KRS-ONE, Rakim, The Roots, De La Soul, Tribe Called Quest, etc, are considered the godfathers of hip-hop, and I have never heard anyone accuse them of selling out. Rappers that used to be more ‘gangsta’ have even gone more positive, like for instance, Nas. Did it cause his sales to slide? Yes, I think it did. But that is because he lost ‘commercial appeal’ and I believe he still gets much respect from ‘gangsta’ rappers and from true hip-hop fans.
You speak as if being ‘dropped from the mainstream’ means that the hip hop artist is a failure, and hip hop is dead. That is not how it works in hip-hop, though. In hip-hop, too much ‘mainstream’ is considered not good.

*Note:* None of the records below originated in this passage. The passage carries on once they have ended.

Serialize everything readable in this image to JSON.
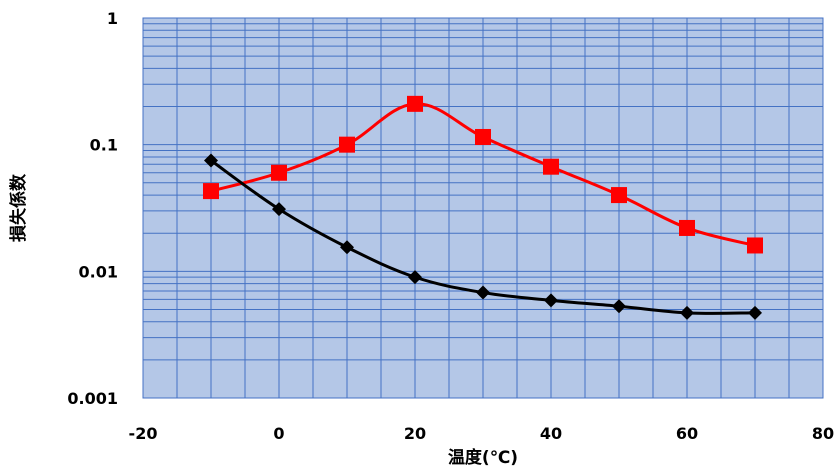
{
  "chart_data": {
    "type": "line",
    "xlabel": "温度(℃)",
    "ylabel": "損失係数",
    "xlim": [
      -20,
      80
    ],
    "ylim": [
      0.001,
      1
    ],
    "yscale": "log",
    "x_ticks": [
      "-20",
      "0",
      "20",
      "40",
      "60",
      "80"
    ],
    "y_ticks": [
      "0.001",
      "0.01",
      "0.1",
      "1"
    ],
    "grid": true,
    "plot_background": "#b4c7e7",
    "grid_color": "#4472c4",
    "series": [
      {
        "marker": "square",
        "color": "#ff0000",
        "x": [
          -10,
          0,
          10,
          20,
          30,
          40,
          50,
          60,
          70
        ],
        "y": [
          0.043,
          0.06,
          0.1,
          0.21,
          0.115,
          0.067,
          0.04,
          0.022,
          0.016
        ]
      },
      {
        "marker": "diamond",
        "color": "#000000",
        "x": [
          -10,
          0,
          10,
          20,
          30,
          40,
          50,
          60,
          70
        ],
        "y": [
          0.075,
          0.031,
          0.0155,
          0.009,
          0.0068,
          0.0059,
          0.0053,
          0.0047,
          0.0047
        ]
      }
    ]
  }
}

Those that are plastered all over MTV, looking crazy, doing some watered down version of what corn balls think is hip-hop are not considered great. They are considered successful in the same way that Avril Lavine is considered successful. But when she makes music, no one declares the death of Rock and Roll. They recognize that she does not embody true rock.
Also, if hip-hop encourages intolerance, violence, and abuse toward women, then I hope you are willing to accept that there is classic literature, art, scultpures, movies, religions (Christianity included) that do the same thing. I think it very strange that hip-hop alone should be criticized for it.
Now, if you want to criticize the propaganda machine for making the worst rap* glossy and pushing it to the suburban masses, then fine. But that crap on MTV is not the whole of hip-hop…it is the tip of the ice berg. Go underground to find the best of it.
*in my opinion, not all commercial rap is crap. Eminem used to make good commercial rap, and Kenya West is a master at it. Heck, 20 years ago, Will Smith did it well too.